One popular misconception is immediately rebutted by Steve Daly, director of ID&C, a Kent-based supplier of RFID wristbands to (amongst others) the Coachella music festival in California. "Some people think you can track the whereabouts of people if you're wearing an RFID wristband," he says, "which is basically not true. Most RFIDs have a reading distance of two inches or less, so unless someone comes up and puts a reader on your wrist, you're not going to be tracked." He acknowledges that there are higher-frequency RFID tags that can be read from distances of a few metres which would, say, allow footfall to be monitored for health and safety reasons – but he stresses that this "is not GPS".

As yet, no major music festival in the UK has followed the US's lead on RFID – so what's going to eventually persuade them to take the plunge? "RFID is a platform," says Daly. "You can put different modules on it: ticketing and access control, cashless payments, social media integration… So you may have that person's registration details – their age, their postcode – together with what they like to consume, who their friends are and where they like to socialise. This is very rich data that's not really available anywhere else."

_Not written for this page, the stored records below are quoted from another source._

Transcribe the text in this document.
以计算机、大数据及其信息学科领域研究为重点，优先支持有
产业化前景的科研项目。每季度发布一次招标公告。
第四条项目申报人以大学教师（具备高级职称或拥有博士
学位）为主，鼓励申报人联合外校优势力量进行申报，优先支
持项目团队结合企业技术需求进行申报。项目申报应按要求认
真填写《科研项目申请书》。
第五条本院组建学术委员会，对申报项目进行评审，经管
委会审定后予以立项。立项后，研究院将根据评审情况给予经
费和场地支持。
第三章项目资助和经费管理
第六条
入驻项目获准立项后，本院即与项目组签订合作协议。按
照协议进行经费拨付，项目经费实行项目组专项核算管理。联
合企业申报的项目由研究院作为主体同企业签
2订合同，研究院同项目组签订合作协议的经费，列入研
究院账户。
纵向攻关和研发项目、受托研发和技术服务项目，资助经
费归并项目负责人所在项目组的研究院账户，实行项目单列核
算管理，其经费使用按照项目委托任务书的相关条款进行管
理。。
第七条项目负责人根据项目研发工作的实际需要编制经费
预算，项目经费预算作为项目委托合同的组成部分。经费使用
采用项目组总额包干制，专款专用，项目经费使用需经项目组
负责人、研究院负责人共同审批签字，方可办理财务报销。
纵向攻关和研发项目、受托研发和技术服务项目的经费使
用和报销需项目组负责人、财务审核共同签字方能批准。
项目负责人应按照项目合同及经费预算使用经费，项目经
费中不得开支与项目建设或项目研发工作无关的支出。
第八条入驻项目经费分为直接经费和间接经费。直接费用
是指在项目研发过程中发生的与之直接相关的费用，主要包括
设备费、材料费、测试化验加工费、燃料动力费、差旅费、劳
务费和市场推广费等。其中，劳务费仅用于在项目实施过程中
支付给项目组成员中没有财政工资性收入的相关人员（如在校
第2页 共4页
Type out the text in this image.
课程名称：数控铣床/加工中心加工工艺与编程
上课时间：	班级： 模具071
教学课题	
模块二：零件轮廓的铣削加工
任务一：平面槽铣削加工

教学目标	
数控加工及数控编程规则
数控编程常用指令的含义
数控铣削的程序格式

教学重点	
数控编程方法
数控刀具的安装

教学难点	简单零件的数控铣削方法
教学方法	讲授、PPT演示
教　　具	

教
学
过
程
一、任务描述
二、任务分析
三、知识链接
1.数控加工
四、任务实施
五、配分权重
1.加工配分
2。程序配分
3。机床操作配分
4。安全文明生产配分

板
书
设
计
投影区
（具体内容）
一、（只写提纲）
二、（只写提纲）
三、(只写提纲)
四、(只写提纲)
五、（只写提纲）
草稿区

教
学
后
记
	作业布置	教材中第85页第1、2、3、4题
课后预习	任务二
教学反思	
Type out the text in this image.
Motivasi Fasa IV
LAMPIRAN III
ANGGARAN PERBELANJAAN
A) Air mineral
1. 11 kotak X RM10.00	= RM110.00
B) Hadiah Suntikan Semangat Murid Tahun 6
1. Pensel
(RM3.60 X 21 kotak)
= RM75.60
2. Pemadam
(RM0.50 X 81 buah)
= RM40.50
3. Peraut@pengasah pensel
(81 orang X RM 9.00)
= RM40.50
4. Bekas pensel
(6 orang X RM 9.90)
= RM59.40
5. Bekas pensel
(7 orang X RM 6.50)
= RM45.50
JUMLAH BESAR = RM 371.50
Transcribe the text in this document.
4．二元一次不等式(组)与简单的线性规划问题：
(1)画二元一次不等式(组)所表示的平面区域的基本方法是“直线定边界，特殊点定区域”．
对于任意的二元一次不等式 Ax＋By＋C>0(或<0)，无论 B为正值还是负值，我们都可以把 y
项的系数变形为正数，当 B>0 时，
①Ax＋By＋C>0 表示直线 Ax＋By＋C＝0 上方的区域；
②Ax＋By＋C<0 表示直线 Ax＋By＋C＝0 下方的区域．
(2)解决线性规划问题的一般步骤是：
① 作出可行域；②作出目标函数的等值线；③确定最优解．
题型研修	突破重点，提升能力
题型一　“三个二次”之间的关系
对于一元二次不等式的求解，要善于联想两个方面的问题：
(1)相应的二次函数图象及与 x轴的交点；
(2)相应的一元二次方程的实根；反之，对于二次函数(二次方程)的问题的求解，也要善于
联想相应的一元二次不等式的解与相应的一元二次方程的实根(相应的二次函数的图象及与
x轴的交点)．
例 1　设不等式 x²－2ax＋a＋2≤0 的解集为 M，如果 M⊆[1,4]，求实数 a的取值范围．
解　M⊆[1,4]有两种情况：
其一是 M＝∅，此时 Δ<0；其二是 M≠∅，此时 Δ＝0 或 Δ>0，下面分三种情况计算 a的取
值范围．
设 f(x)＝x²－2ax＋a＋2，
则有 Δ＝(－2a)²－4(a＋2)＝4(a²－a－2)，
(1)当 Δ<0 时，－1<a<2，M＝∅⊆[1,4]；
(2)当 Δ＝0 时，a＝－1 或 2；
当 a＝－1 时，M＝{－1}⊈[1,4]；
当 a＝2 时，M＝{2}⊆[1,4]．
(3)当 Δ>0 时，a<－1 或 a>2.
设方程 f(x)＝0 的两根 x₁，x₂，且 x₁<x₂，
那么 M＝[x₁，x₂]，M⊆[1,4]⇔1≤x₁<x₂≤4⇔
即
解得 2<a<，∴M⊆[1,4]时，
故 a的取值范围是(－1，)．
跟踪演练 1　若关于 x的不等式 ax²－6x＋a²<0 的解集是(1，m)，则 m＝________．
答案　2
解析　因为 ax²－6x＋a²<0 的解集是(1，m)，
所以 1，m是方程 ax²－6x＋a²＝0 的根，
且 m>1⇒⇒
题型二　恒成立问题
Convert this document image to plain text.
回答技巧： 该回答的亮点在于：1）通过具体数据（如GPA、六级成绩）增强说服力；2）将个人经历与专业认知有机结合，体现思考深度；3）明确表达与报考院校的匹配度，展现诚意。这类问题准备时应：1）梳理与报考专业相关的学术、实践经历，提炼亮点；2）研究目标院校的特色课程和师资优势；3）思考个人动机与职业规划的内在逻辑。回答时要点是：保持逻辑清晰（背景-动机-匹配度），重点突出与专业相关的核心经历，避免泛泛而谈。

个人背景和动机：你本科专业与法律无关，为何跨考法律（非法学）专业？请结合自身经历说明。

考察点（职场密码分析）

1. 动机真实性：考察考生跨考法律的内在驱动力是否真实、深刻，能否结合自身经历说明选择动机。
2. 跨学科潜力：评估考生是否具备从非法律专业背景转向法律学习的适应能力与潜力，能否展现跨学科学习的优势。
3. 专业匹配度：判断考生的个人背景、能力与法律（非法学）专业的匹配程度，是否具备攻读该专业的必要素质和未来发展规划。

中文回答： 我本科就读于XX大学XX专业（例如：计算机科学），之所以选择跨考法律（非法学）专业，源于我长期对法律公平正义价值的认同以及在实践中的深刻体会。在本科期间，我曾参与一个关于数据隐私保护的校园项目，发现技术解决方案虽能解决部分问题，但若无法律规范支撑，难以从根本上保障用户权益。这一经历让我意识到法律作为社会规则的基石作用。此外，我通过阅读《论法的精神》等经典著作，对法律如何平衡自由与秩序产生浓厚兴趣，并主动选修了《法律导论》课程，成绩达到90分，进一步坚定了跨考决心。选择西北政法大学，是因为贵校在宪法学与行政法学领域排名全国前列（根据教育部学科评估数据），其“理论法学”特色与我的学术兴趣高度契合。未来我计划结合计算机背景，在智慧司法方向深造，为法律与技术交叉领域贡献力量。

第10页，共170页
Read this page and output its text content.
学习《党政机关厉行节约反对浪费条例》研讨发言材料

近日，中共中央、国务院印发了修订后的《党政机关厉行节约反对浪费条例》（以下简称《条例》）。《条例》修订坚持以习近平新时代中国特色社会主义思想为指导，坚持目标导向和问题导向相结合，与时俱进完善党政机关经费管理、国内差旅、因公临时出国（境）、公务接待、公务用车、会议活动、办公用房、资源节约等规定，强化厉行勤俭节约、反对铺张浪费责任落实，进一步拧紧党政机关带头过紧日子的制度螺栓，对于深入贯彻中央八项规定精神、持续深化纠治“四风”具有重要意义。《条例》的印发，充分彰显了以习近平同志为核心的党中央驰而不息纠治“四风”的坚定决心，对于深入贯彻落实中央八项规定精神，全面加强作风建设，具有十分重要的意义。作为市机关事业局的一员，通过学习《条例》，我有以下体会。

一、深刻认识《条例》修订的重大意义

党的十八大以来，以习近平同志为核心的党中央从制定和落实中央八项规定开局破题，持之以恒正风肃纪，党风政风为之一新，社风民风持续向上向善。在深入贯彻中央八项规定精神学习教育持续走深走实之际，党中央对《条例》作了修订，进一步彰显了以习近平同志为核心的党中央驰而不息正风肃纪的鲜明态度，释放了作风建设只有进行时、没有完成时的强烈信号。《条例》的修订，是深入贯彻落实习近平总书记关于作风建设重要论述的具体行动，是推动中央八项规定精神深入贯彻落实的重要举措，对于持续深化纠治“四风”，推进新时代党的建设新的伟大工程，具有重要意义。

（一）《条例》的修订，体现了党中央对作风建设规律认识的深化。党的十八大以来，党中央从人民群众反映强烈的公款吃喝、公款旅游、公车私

But even if that data was anonymised to merely collect behavioural patterns of a particular demographic, privacy campaigners are still wary. "Just because you haven't written someone's name down next to this information doesn't mean it's not private," says Pickles. "It undermines a consumer's individual ability to control data about them."

Data laws have a knowledge and consent obligation at their heart, and for its part, Disney stresses that the MagicBand is an opt-in system that no one is obliged to use. "As far as the law is concerned," says James Mullock, head of privacy and data law at Osborne Clarke, "there's nothing inherently illegal with the use of RFID chips so long as this and other data protection law obligations – such as keeping the information secure – are met. [But] there is a trade-off which needs to be considered carefully by companies who use RFID technology. Through openness they need to win the confidence of their customers, and therefore their consent to being tracked."

The question is whether the carrots being dangled alongside RFID wristbands are simply too tempting to refuse – and this is an issue that even Daly, as someone working in the industry, recognises.

"In our experience," he says, "the percentage of people opting for the wristbands is in the high 90s, because of the features and incentives built in. If the choice is, say, between wearing the wristband and walking two miles to exchange cash for a token, you're going to opt in, aren't you?"

This is one of Pickles' major concerns about RFID. "We call it the Home Office choice," he says. "If you don't go through the body scanner that's your choice, but if you choose not to, you can't fly. It's not much of a choice."

And so we're back to our impatient wait for a rollercoaster or our fast-food fix; faced with the choice of poring over an incomprehensible list of terms and conditions or wearing the magic pass, I know what I, as a weak-willed consumer, would do. Now give me that wristband.